This week, I chose the prompt that reads “Go out of your way to help someone this week.” It seemed like a pretty easy prompt for my first go around. I wrote this in the Dipping format, where I tell a bit of story, then I explain, then I tell a bit of story, then I explain. When I went out of my way to help out, I learned that every time I give someone a helping hand, even when I don’t want to, I always feel good about it later.
The wife and I were 30 minutes early to the early service at church this past Sunday. When it comes to early anything, one of us usually sleeps right through it, and it isn’t the pregnant one. Somehow, we managed. Filled to the brim with caffeine and braving the aggravating, nippy wind chill, we drove to Faith Bible in Lincoln. There were just two things that could get me out of bed that morning: an angry, pregnant wife, and the fact that we were only signed up to help usher for the first service.
Photo Courtesy yfnjman.com
It sounds pretty selfish and lazy, doesn’t it? I suppose in some way, it is. However, the truth of the matter is, I have a problem when it comes to saying “no” to requests and taking care of myself. I have documented proof. And, as the proof states, all my busyness made me a pretty big tool. Shocker, I know. As a result, I started to be more greedy with my time. Not “free time”, mind you; there’s no such thing as free time. I say “no” to many requests and demands so I can put that time to spend with the aforementioned pregnant wife (and in-utero boychild).
|We hand out lots of bulletins...|
Photo Courtesy Faith Bible of Lincoln
We got prime-parking (not because there’s pregnant-parking or anything...we were just really early). We walked in, got our name tags, and manned our door. All was right in our very small corner of the world. That’s when Bob walked up.
“Oh, no...he’s going to ask us to help the second service, isn’t he?” I mumbled under my breath.
“Shut your face,” my very pregnant, surprisingly powerful wife hissed as she whacked the back of my head.
You see, Bob is an interesting, very kind member of our body of believers. He’s an elderly gentleman--maybe in his mid-seventies. He wears very thick glasses, he has his hair carefully combed, and he wears the same brown, heavy wool suit jacket and pants. Even more obvious than his wardrobe is his passion for ushering. He loves that job.
He’s hyper-aware when someone is missing. He likes to get a very accurate count of visitors. It’s important to Bob that the ushers work in unison. And he ushered both services every Sunday since before Noah built the ark.
He also loves people. Especially my very-pregnant wife.
“How are you doing? You’re getting close! How many days left?” Bob asked as he put his well-tailored arm around my very pregnant wife.
“Four weeks!” my wife beamed.
“Well, we’ll have to figure out who can help usher when, because pretty soon you won’t be able to help for a while! You better take six weeks off,” Bob speculated.

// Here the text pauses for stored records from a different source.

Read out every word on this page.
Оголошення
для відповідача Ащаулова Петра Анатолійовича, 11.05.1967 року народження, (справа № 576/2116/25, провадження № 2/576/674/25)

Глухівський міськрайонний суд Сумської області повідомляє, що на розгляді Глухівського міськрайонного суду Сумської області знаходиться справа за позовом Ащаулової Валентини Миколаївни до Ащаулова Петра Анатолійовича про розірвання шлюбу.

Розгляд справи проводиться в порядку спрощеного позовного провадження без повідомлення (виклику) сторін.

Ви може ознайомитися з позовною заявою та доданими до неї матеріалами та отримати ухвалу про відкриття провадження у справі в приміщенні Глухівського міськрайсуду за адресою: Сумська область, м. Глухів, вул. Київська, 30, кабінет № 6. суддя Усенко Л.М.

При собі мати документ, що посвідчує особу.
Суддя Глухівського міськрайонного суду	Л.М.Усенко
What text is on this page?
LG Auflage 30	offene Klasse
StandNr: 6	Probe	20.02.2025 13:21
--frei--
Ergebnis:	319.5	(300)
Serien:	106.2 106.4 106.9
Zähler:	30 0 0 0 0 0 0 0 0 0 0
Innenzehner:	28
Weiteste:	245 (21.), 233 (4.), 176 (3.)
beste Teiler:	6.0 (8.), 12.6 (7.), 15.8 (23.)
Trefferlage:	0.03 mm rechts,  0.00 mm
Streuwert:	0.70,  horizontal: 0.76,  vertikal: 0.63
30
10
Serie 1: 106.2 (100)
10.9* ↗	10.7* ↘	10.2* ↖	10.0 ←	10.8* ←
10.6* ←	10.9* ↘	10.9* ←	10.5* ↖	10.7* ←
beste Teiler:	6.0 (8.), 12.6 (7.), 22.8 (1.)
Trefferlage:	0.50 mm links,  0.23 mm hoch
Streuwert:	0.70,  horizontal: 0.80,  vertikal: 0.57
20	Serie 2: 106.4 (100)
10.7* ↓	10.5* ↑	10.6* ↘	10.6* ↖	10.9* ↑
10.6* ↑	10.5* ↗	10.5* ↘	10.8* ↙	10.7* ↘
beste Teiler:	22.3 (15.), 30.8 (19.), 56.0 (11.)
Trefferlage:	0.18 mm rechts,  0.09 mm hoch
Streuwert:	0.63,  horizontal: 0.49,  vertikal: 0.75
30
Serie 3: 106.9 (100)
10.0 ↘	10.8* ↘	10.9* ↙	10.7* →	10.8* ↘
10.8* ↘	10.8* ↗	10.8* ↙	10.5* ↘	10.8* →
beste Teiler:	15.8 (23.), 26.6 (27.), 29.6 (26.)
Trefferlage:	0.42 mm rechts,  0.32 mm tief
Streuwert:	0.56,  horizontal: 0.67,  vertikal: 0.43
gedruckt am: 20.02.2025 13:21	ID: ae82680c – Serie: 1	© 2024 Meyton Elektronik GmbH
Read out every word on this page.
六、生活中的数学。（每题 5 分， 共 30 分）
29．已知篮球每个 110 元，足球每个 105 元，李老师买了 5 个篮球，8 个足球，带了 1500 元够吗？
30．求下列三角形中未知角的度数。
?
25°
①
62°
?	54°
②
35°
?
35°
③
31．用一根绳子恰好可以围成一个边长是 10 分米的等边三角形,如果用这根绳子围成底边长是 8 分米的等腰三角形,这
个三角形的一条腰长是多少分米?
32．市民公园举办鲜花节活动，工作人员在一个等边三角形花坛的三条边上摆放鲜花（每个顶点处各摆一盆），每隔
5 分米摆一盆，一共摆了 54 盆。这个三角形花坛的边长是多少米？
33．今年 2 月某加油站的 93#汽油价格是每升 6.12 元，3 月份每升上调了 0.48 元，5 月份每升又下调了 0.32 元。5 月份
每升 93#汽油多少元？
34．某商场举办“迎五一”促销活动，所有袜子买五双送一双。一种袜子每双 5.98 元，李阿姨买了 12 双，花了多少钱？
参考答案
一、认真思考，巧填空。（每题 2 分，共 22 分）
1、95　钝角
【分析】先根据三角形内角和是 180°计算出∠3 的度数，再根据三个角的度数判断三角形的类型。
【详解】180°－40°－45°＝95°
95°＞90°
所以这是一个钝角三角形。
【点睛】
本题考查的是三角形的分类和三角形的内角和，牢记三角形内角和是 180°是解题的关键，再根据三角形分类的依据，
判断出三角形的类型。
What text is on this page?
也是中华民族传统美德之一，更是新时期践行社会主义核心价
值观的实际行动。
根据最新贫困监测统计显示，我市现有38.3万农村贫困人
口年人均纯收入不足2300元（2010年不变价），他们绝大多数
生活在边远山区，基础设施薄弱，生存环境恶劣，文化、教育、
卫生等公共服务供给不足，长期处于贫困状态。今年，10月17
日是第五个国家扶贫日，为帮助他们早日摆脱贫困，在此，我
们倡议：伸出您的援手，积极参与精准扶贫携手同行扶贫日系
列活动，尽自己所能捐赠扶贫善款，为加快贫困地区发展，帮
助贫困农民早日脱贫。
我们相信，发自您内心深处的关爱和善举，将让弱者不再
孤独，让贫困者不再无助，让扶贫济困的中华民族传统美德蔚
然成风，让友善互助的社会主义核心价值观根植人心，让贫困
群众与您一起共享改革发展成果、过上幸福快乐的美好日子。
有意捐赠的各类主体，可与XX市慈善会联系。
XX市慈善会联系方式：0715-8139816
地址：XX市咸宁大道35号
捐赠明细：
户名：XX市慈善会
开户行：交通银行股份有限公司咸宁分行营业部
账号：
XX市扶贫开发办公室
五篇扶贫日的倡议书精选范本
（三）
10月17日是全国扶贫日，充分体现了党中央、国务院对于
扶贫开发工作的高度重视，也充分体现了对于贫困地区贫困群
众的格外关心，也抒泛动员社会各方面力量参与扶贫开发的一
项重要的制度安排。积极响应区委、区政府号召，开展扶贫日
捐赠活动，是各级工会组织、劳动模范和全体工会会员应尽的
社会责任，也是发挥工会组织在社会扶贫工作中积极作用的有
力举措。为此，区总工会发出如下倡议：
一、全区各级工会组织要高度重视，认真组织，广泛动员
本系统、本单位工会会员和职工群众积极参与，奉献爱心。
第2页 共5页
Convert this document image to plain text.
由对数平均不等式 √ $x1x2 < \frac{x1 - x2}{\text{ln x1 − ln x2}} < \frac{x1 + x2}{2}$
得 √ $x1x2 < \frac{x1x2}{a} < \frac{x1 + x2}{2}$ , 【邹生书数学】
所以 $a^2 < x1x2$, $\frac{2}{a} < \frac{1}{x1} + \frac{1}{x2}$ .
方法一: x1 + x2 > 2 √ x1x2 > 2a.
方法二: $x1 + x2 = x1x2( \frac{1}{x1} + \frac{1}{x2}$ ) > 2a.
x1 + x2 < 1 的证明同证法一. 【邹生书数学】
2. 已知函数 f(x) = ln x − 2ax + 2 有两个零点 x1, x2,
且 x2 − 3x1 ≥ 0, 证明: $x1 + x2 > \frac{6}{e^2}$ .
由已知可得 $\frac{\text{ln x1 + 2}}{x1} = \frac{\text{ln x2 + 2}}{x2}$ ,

As if Bob were our employer offering us a really sweet maternity leave from our volunteer job. I nearly laughed out loud. The wife and I actually had talks about this baby being our “out” of the ushering service.
“It’s a pretty big problem. We’re short for second service again. We’ll make it work, but it’s getting difficult to keep things going,” Bob said.
The wife looked at me.
I looked at the wife.
In the way that only a wife who knows everything about her husband can, the wife had a wordless conversation with me.
The wife smiled at me. He’s asking us for help, but he’s too kind to ask. Offer to help him.
I smiled a little less-so back. Seriously?! They’ll be fine! I’ve got work to do at home later! And I’m really hungry...
The wife tilts her head ever so slightly. Blake, I will end you.
“Hey Bob, we can stick around for second service if you need us,” I offered.
Bob beamed. I visibly saw a great weight lift from his shoulders.
Why is this? Why is something so insignificant so important to this man?
We went on to help during the second service. It was minor. It only took an extra 20 minutes. The world didn’t shine more brightly, nor did the birds sing more sweetly.
But somewhere in that 20 minute time span, it hit me.
You see, in my efforts to be more purposeful with my time, I’ve run into this area where I withhold help that I should offer. It took a very pregnant wife with the power to quite literally crush my skull to help point that out.
I also came to realize that our friend Bob is a bit on the lonely side. He’s either widowed, or was never married. He has no children nearby that we know of. And he’s quite-obviously retired. In essence, the once-a-week ushering job is his entire world, and his main source of connectedness.
The world wouldn’t have ended if we didn’t stay to help. The skies wouldn’t have shone less brightly. The birds didn’t start tweeting a funeral dirge.
But in one man’s world--in Bob’s world--a little more joy took hold. For an extra 20 minutes, Bob’s world was a little less lonely.
And it couldn’t have made me happier.